The Guillermo Del Toro And Charlie Kaufman Classic Sci-Fi Adaptation We Need To See

By David Wharton | Updated

Guillermo del Toro Slaughterhouse-Five

At any given point, Guillermo del Toro’s name is attached, or rumored to be attached, to tons of different projects that may or may not ever come to fruition. One movie that had his name on it for quite some time was an adaptation of Kurt Vonnegut’s Slaughterhouse-Five.

There was a time when Guillermo del Toro sounded off to let the world know that Slaughterhouse-Five might still happen and that he’d talked about it with another great moviemaker.

Back in 2013, while talking to the Huffington Post as part of press rounds, Guillermo del Toro said he was hoping to get the film up and running in recent years, but he then got sidetracked by Pacific Rim.

But he definitely had a good pick for who he wanted to pen it: Charlie Kaufman, screenwriter of movies such as Adaptation and Being John Malkovich.

Said Guillermo del Toro, “I spoke to Charlie Kaufman about it and we came up with an idea on how to approach it, which I thought was very, very interesting.”

While some might consider the book’s jumbled timeline the hardest part to get right, that element is precisely what attracted del Toro to it in the first place.

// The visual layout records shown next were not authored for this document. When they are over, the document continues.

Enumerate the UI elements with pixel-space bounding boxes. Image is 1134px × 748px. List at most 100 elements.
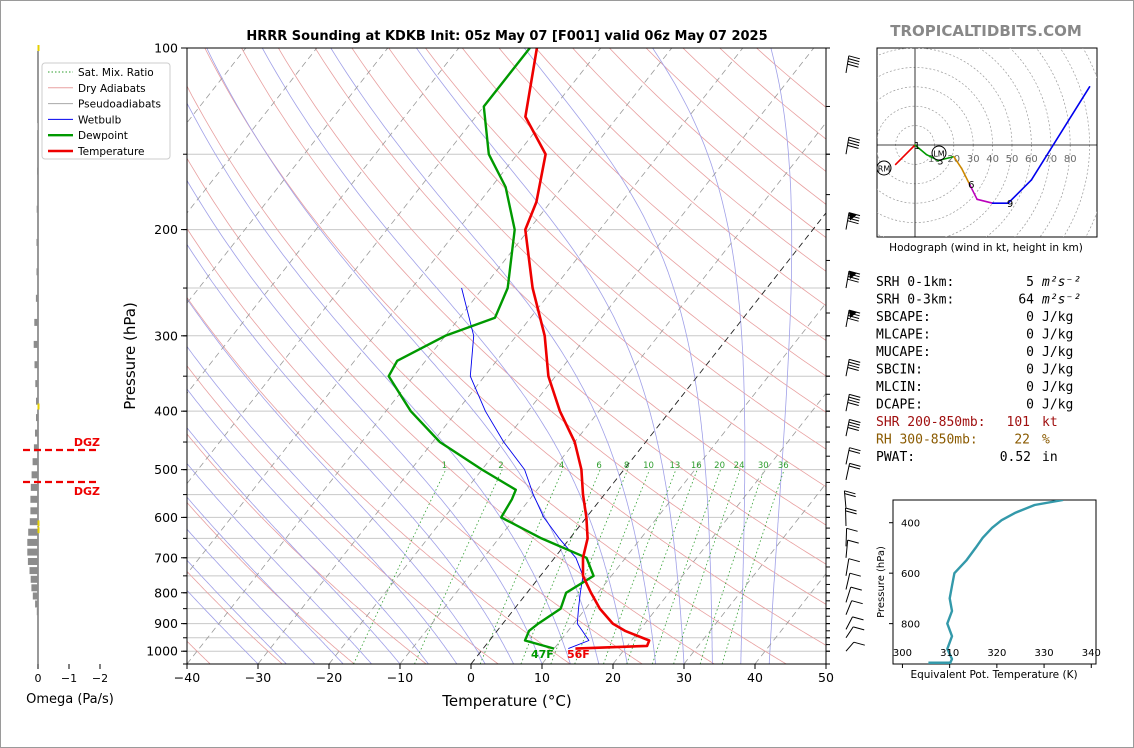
x-tick-label: 50 [818, 670, 834, 685]
omega-bar [27, 538, 38, 546]
omega-bar [28, 528, 38, 536]
index-unit: J/kg [1042, 310, 1073, 325]
index-unit: kt [1042, 415, 1058, 430]
x-tick-label: −40 [174, 670, 200, 685]
index-value: 22 [1014, 433, 1030, 448]
dry-adiabat-line [498, 48, 826, 342]
dry-adiabat-line [351, 48, 826, 488]
omega-bar [35, 380, 38, 388]
theta-e-profile-line [946, 500, 1064, 664]
wind-barb-staff [845, 641, 855, 652]
moist-adiabat-line [187, 345, 458, 664]
wind-barb-feather [847, 63, 859, 68]
omega-bar [34, 361, 38, 369]
mixing-ratio-line [673, 469, 741, 664]
omega-positive-bar [37, 520, 40, 527]
mixing-ratio-label: 8 [624, 461, 629, 471]
wind-barb-feather [848, 465, 861, 470]
dry-adiabat-line [241, 48, 826, 605]
index-unit: in [1042, 450, 1058, 465]
index-value: 0 [1026, 363, 1034, 378]
legend-label: Pseudoadiabats [78, 99, 161, 111]
isotherm-line [612, 392, 826, 664]
surface-temp-label: 56F [567, 648, 590, 661]
mixing-ratio-line [699, 469, 765, 664]
index-label: MUCAPE: [876, 345, 931, 360]
theta-e-panel: 300 310 320 330 340 400 600 800 Equivalent Pot.… [876, 499, 1101, 681]
omega-bar [35, 294, 38, 302]
temperature-profile-line [523, 48, 651, 650]
moist-adiabat-line [187, 388, 429, 664]
index-unit: J/kg [1042, 328, 1073, 343]
dewpoint-profile-line [387, 48, 595, 650]
omega-x-tick-label: 0 [35, 672, 42, 685]
wind-barb-feather [848, 58, 860, 63]
dry-adiabat-line [278, 48, 826, 565]
wind-barb-feather [847, 539, 859, 544]
isobars [187, 48, 826, 664]
omega-x-tick-label: −2 [92, 672, 108, 685]
omega-bar [35, 600, 38, 608]
hodograph-ring-label: 60 [1025, 154, 1038, 165]
wetbulb-profile-line [461, 287, 590, 650]
omega-bar [29, 518, 38, 526]
wind-barb-feather [848, 449, 861, 454]
wind-barb-feather [848, 139, 860, 144]
legend: Sat. Mix. Ratio Dry Adiabats Pseudoadiabat… [41, 62, 171, 160]
hodograph-height-label: 6 [968, 180, 974, 191]
index-value: 0 [1026, 328, 1034, 343]
theta-e-y-tick-label: 800 [901, 620, 920, 631]
wind-barb-feather [847, 427, 859, 431]
y-tick-label: 700 [154, 550, 178, 565]
mixing-ratio-label: 13 [669, 461, 680, 471]
dry-adiabat-line [388, 48, 826, 450]
omega-bar [36, 397, 38, 405]
legend-label: Sat. Mix. Ratio [78, 67, 154, 79]
wind-barb-feather [848, 399, 860, 404]
y-tick-label: 900 [154, 616, 178, 631]
wind-barb-feather [844, 490, 856, 495]
wind-barb-feather [844, 493, 856, 498]
mixing-ratio-label: 20 [714, 461, 725, 471]
moist-adiabat-line [187, 179, 543, 664]
theta-e-x-tick-label: 330 [1035, 648, 1054, 659]
legend-label: Temperature [77, 146, 145, 158]
omega-positive-bar [37, 45, 40, 51]
isotherm-line [257, 48, 744, 664]
omega-bar [30, 507, 38, 515]
index-unit: J/kg [1042, 345, 1073, 360]
surface-dewpoint-label: 47F [531, 648, 554, 661]
wind-barb-feather [846, 527, 858, 532]
storm-motion-label: RM [878, 165, 891, 174]
wind-barb-feather [848, 55, 860, 60]
isotherm-line [187, 48, 318, 214]
moist-adiabat-line [187, 528, 316, 664]
index-value: 64 [1018, 293, 1034, 308]
omega-xlabel: Omega (Pa/s) [26, 692, 114, 707]
index-value: 0 [1026, 345, 1034, 360]
index-unit: J/kg [1042, 380, 1073, 395]
omega-bar [36, 608, 38, 616]
isotherm-line [0, 48, 33, 664]
wind-barb-feather [849, 419, 861, 423]
hodograph-segment [1030, 86, 1091, 181]
hodograph-ring-label: 40 [986, 154, 999, 165]
mixing-ratio-label: 1 [442, 461, 447, 471]
wind-barb-feather [848, 396, 860, 401]
mixing-ratio-labels: 1 2 4 6 8 10 13 16 20 24 30 36 [442, 461, 789, 471]
hodograph-frame [876, 47, 1098, 238]
index-label: RH 300-850mb: [876, 433, 978, 448]
dry-adiabat-line [204, 48, 826, 646]
hodograph-segment [976, 198, 994, 204]
omega-positive-bar [37, 403, 40, 410]
legend-label: Wetbulb [78, 114, 122, 126]
omega-bar [36, 268, 38, 276]
hodograph-caption: Hodograph (wind in kt, height in km) [889, 242, 1083, 254]
x-tick-label: −20 [316, 670, 342, 685]
skewt-y-ticks: 100 200 300 400 500 600 700 800 900 1000 [146, 41, 830, 665]
omega-bar [35, 429, 38, 437]
omega-panel: 0 −1 −2 Omega (Pa/s) DGZ DGZ [23, 45, 114, 707]
omega-positive-bar [37, 527, 40, 534]
moist-adiabat-line [187, 559, 287, 664]
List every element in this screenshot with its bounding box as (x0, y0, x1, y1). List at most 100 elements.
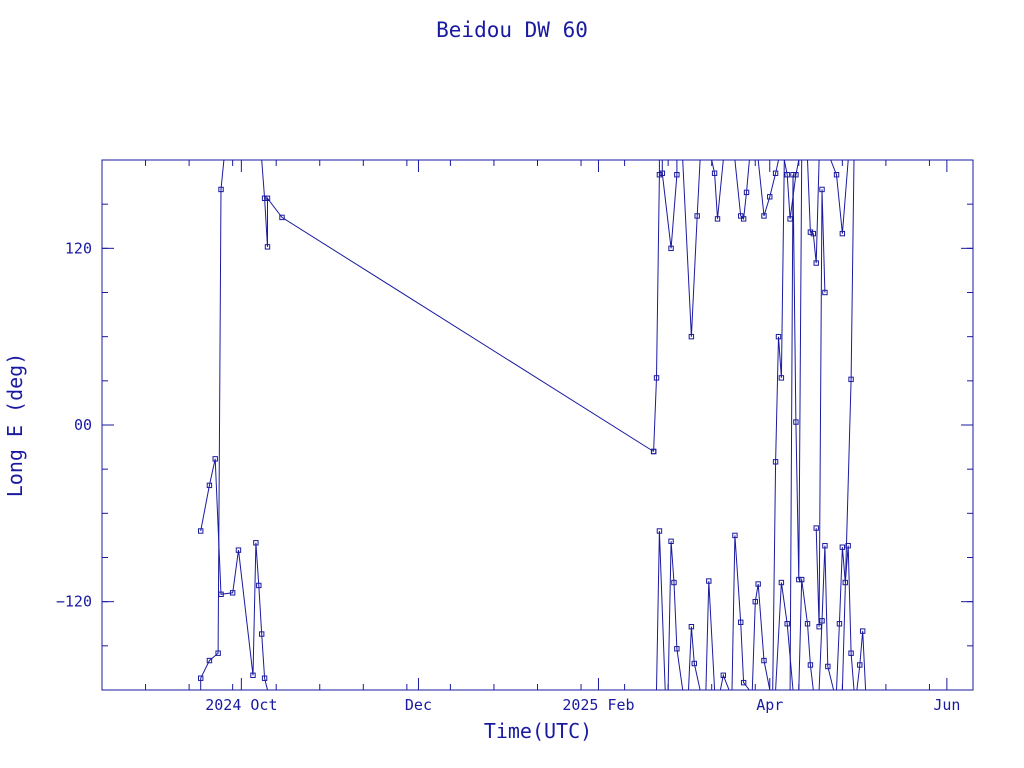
data-point (807, 229, 814, 235)
data-point (653, 375, 660, 381)
axis-ticks (102, 160, 973, 690)
data-point (235, 547, 242, 553)
data-point (819, 618, 825, 624)
data-point (714, 216, 721, 222)
data-point (198, 528, 204, 534)
upper-line (807, 160, 820, 264)
data-point (772, 459, 779, 465)
data-point (668, 538, 674, 545)
x-tick-label: 2024 Oct (205, 696, 277, 714)
data-point (674, 172, 680, 178)
data-point (822, 289, 828, 296)
data-point (229, 590, 236, 596)
data-point (825, 663, 831, 670)
data-point (743, 189, 750, 196)
data-point (784, 621, 790, 627)
bridge-line (789, 160, 803, 690)
data-point (796, 576, 802, 583)
bridge-line (815, 189, 826, 627)
lower-line (731, 535, 750, 690)
data-point (711, 170, 718, 176)
bridge-line (772, 160, 785, 690)
data-point (775, 333, 782, 340)
data-point (822, 543, 828, 549)
axis-tick-labels: 2024 Oct Dec 2025 Feb Apr Jun 120 00 −120 (56, 239, 961, 714)
series-longitude (198, 160, 867, 690)
lower-line (751, 583, 771, 690)
data-point (674, 646, 680, 652)
data-point (688, 623, 695, 630)
data-point (839, 544, 846, 550)
data-point (671, 579, 677, 586)
data-point (799, 576, 805, 583)
lower-line (719, 673, 730, 690)
data-point (732, 532, 738, 539)
lower-line (705, 581, 716, 690)
chart-title: Beidou DW 60 (436, 18, 588, 42)
data-point (253, 540, 259, 546)
upper-line (261, 160, 654, 452)
data-point (650, 448, 657, 455)
data-point (767, 194, 773, 200)
data-point (261, 195, 268, 201)
data-point (218, 591, 224, 598)
data-point (761, 657, 767, 664)
data-point (839, 230, 846, 237)
upper-line (653, 160, 660, 452)
data-point (198, 675, 204, 681)
data-point (807, 662, 814, 668)
lower-line (856, 631, 867, 690)
y-axis-label: Long E (deg) (3, 353, 27, 498)
data-point (772, 170, 779, 176)
data-point (833, 172, 840, 178)
upper-line (200, 160, 225, 690)
data-point (819, 186, 825, 193)
data-point (752, 598, 758, 605)
data-point (755, 581, 761, 587)
x-tick-label: 2025 Feb (562, 696, 634, 714)
data-point (793, 419, 799, 425)
lower-line (200, 458, 268, 690)
data-point (694, 213, 700, 219)
data-point (813, 525, 819, 531)
data-point (740, 216, 747, 222)
upper-line (661, 160, 678, 249)
lower-line (667, 541, 684, 690)
data-point (212, 456, 218, 462)
lower-line (656, 530, 666, 690)
data-point (720, 672, 727, 678)
plot-frame (101, 159, 974, 691)
data-point (813, 260, 819, 266)
data-point (706, 578, 712, 584)
lower-line (836, 545, 855, 690)
data-point (264, 195, 271, 201)
data-point (804, 621, 811, 627)
bridge-line (841, 160, 855, 690)
data-point (258, 631, 265, 637)
data-point (778, 375, 785, 381)
lower-line (818, 545, 835, 690)
data-point (261, 675, 268, 681)
data-point (250, 672, 256, 678)
data-point (691, 660, 697, 667)
data-point (218, 186, 224, 193)
upper-line (757, 160, 779, 217)
data-point (206, 482, 213, 489)
data-point (761, 213, 767, 219)
data-point (784, 172, 790, 178)
data-point (790, 172, 796, 178)
data-point (836, 621, 843, 627)
x-tick-label: Dec (405, 696, 432, 714)
data-point (668, 245, 674, 252)
upper-line (783, 160, 800, 219)
data-point (215, 650, 221, 656)
data-point (857, 662, 863, 668)
data-point (264, 244, 271, 250)
upper-line (734, 160, 750, 221)
upper-line (682, 160, 701, 337)
data-point (816, 623, 822, 630)
y-tick-label: 00 (74, 416, 92, 434)
x-tick-label: Apr (756, 696, 783, 714)
upper-line (711, 160, 724, 219)
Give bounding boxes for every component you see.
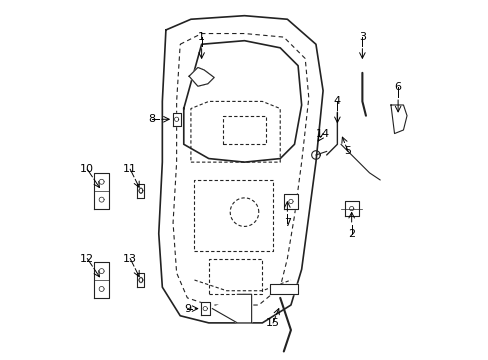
Text: 13: 13 (123, 253, 137, 264)
Text: 2: 2 (347, 229, 354, 239)
Text: 10: 10 (80, 164, 94, 174)
Text: 12: 12 (80, 253, 94, 264)
Text: 9: 9 (183, 303, 190, 314)
Polygon shape (189, 67, 214, 86)
Polygon shape (94, 262, 109, 298)
Text: 11: 11 (123, 164, 137, 174)
Text: 4: 4 (333, 96, 340, 107)
Text: 15: 15 (265, 318, 280, 328)
Polygon shape (137, 184, 144, 198)
Polygon shape (212, 294, 251, 323)
Text: 7: 7 (283, 218, 290, 228)
Text: 8: 8 (148, 114, 155, 124)
Text: 5: 5 (344, 147, 351, 157)
Polygon shape (283, 194, 298, 208)
Polygon shape (344, 202, 358, 216)
Text: 1: 1 (198, 32, 204, 42)
Text: 6: 6 (394, 82, 401, 92)
Polygon shape (137, 273, 144, 287)
Polygon shape (390, 105, 406, 134)
Text: 14: 14 (315, 129, 329, 139)
Polygon shape (269, 284, 298, 294)
Polygon shape (94, 173, 109, 208)
Polygon shape (172, 113, 180, 126)
Text: 3: 3 (358, 32, 365, 42)
Polygon shape (201, 302, 209, 315)
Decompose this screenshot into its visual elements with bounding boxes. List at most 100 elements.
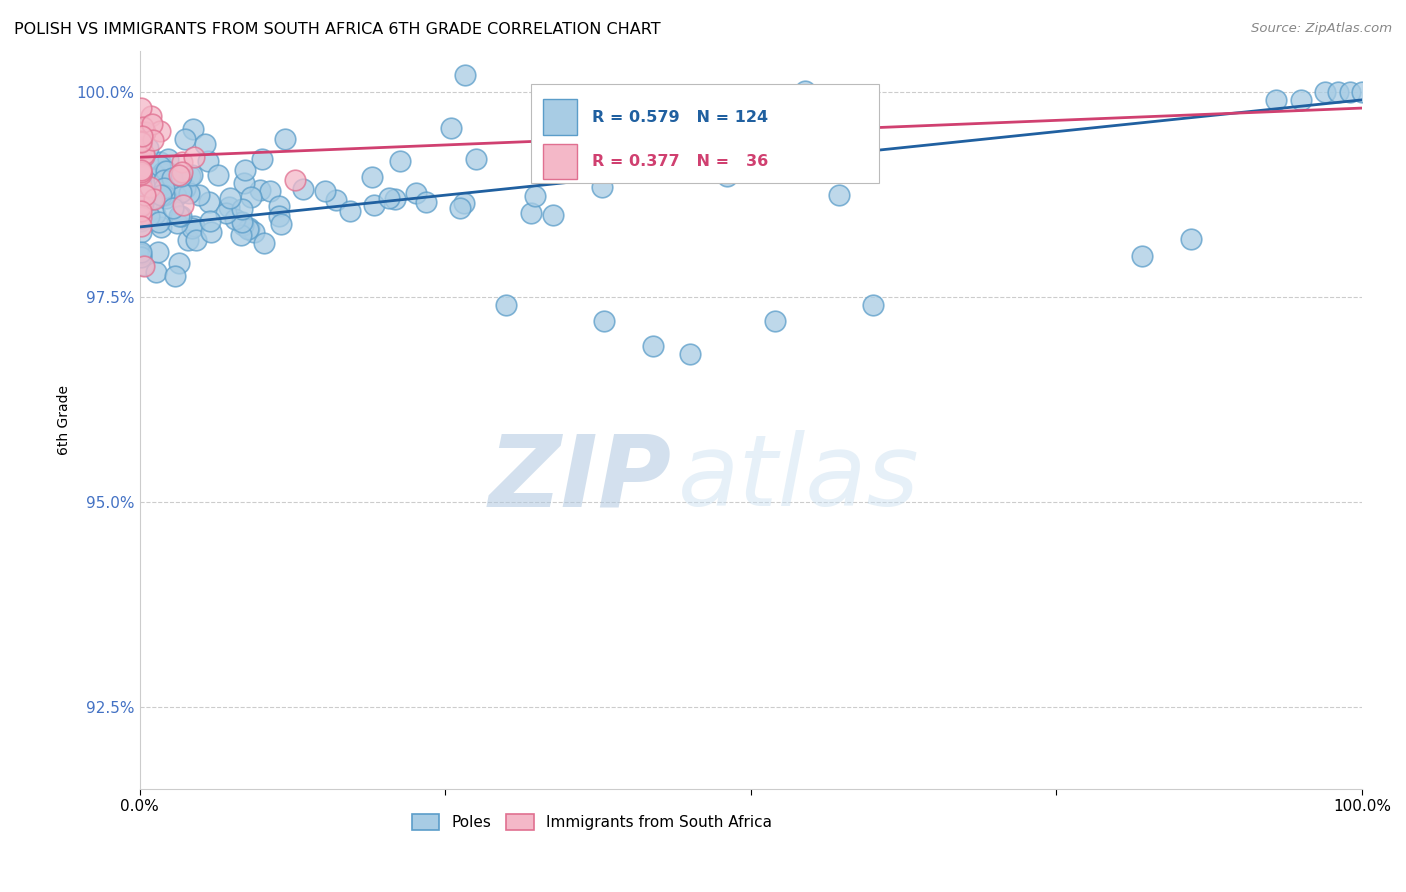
Point (134, 188, 156, 202)
Point (270, 217, 292, 231)
Point (454, 68, 477, 82)
Point (194, 137, 217, 152)
FancyBboxPatch shape (543, 144, 578, 179)
Point (170, 165, 193, 179)
Point (495, 298, 517, 312)
Point (129, 214, 152, 228)
Point (186, 233, 208, 247)
FancyBboxPatch shape (543, 99, 578, 135)
Point (153, 187, 176, 202)
Point (139, 109, 162, 123)
Point (183, 122, 205, 136)
Point (1180, 232, 1202, 246)
Point (150, 220, 173, 235)
Point (389, 153, 412, 168)
Point (259, 184, 281, 198)
Point (607, 140, 630, 154)
Point (129, 210, 152, 224)
Point (524, 189, 547, 203)
Point (183, 219, 205, 234)
Point (129, 225, 152, 239)
Point (131, 128, 153, 143)
Point (129, 165, 152, 179)
Point (129, 125, 152, 139)
Point (232, 218, 254, 232)
Point (134, 192, 156, 206)
Point (224, 211, 246, 226)
Point (148, 215, 170, 229)
Point (183, 150, 205, 164)
Point (215, 206, 238, 220)
Point (794, 84, 817, 98)
Point (405, 186, 427, 200)
Point (716, 169, 738, 183)
Point (249, 183, 271, 197)
Point (179, 169, 201, 183)
Point (207, 168, 229, 182)
Point (763, 314, 786, 328)
Point (172, 198, 194, 212)
Point (219, 191, 242, 205)
FancyBboxPatch shape (531, 84, 879, 184)
Point (169, 209, 191, 223)
Point (129, 188, 152, 202)
Point (314, 184, 336, 198)
Point (129, 167, 152, 181)
Point (129, 182, 152, 196)
Point (153, 173, 176, 187)
Point (384, 192, 406, 206)
Point (1326, 85, 1348, 99)
Point (695, 112, 717, 127)
Point (129, 247, 152, 261)
Point (129, 134, 152, 148)
Text: Source: ZipAtlas.com: Source: ZipAtlas.com (1251, 22, 1392, 36)
Point (131, 209, 153, 223)
Point (165, 269, 187, 284)
Point (141, 117, 163, 131)
Point (149, 159, 172, 173)
Point (284, 173, 307, 187)
Point (129, 249, 152, 263)
Point (173, 132, 195, 146)
Point (453, 196, 475, 211)
Point (238, 221, 260, 235)
Point (132, 196, 155, 211)
Point (440, 121, 463, 136)
Point (141, 171, 163, 186)
Y-axis label: 6th Grade: 6th Grade (58, 384, 72, 455)
Point (131, 197, 153, 211)
Point (231, 215, 253, 229)
Text: ZIP: ZIP (488, 430, 671, 527)
Point (131, 128, 153, 143)
Point (170, 185, 193, 199)
Point (231, 228, 253, 243)
Point (143, 193, 166, 207)
Point (129, 135, 152, 149)
Point (253, 235, 276, 250)
Text: atlas: atlas (678, 430, 920, 527)
Point (465, 152, 488, 166)
Point (269, 199, 291, 213)
Text: POLISH VS IMMIGRANTS FROM SOUTH AFRICA 6TH GRADE CORRELATION CHART: POLISH VS IMMIGRANTS FROM SOUTH AFRICA 6… (14, 22, 661, 37)
Point (177, 233, 200, 247)
Point (129, 178, 152, 193)
Point (170, 169, 193, 183)
Point (129, 200, 152, 214)
Point (142, 172, 165, 186)
Point (139, 180, 162, 194)
Point (129, 162, 152, 177)
Point (166, 217, 188, 231)
Point (129, 163, 152, 178)
Point (134, 149, 156, 163)
Point (377, 191, 399, 205)
Point (162, 201, 184, 215)
Point (146, 244, 169, 259)
Point (449, 201, 471, 215)
Point (200, 214, 222, 228)
Point (129, 170, 152, 185)
Point (129, 142, 152, 156)
Point (167, 169, 190, 183)
Point (721, 116, 744, 130)
Point (155, 164, 177, 178)
Point (197, 194, 219, 209)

He said, “What is gorgeous about the book is that [Billy] becomes detached from time … The Tralfamadoians [the aliens from the book] say, ‘Like we can see a mountain range. We can see the alive, we can see the dead, we can see ourselves at age five and we can see ourselves ancient. It makes no difference.’ It makes no difference.”

Guillermo del Toro continued, “And that was the idea that we were talking about. We were talking about how it was going to be very experimental. But, you know, if I had the money to pay for any of these movies, I would do it. I would do it in a second.”

As far as the movie rights go, those are still out of Guillermo del Toro’s hands, which, as with most moviemaking issues, ends up being the biggest issue.

He said, “It may still happen. But, I don’t control the material. Let me put it this way: when I control the material, I never give up on a movie… but if I don’t control the material, I have no say. It’s a property of Universal.”

Adapting Vonnegut’s classic into a movie is challenging, to say the least. The protagonist, Billy Pilgrim, becomes “unstuck in time,” so the story constantly leaps back and forth throughout his life.

charlie kaufman

The book combines some realistic historical depictions of Billy’s experiences in World War II with sci-fi aspects involving the Tralfamadorians, a fictional alien race. Balancing these contrasting tones and genres on screen makes for a very heavy lift.

Plus, adding ideas around war and fate along with the subjective nature of time and you kind of need minds like Guillermo del Toro and Charlie Kaufman to take the reigns. Really, who else would be better at doing this than these two?

Slaughterhouse-Five was previously made into a movie in 1972, directed by George Roy Hill.

It’s been more than a decade since those words, and clearly there is no Guillermo del Toro Slaughterhouse-Five adaptation on the way.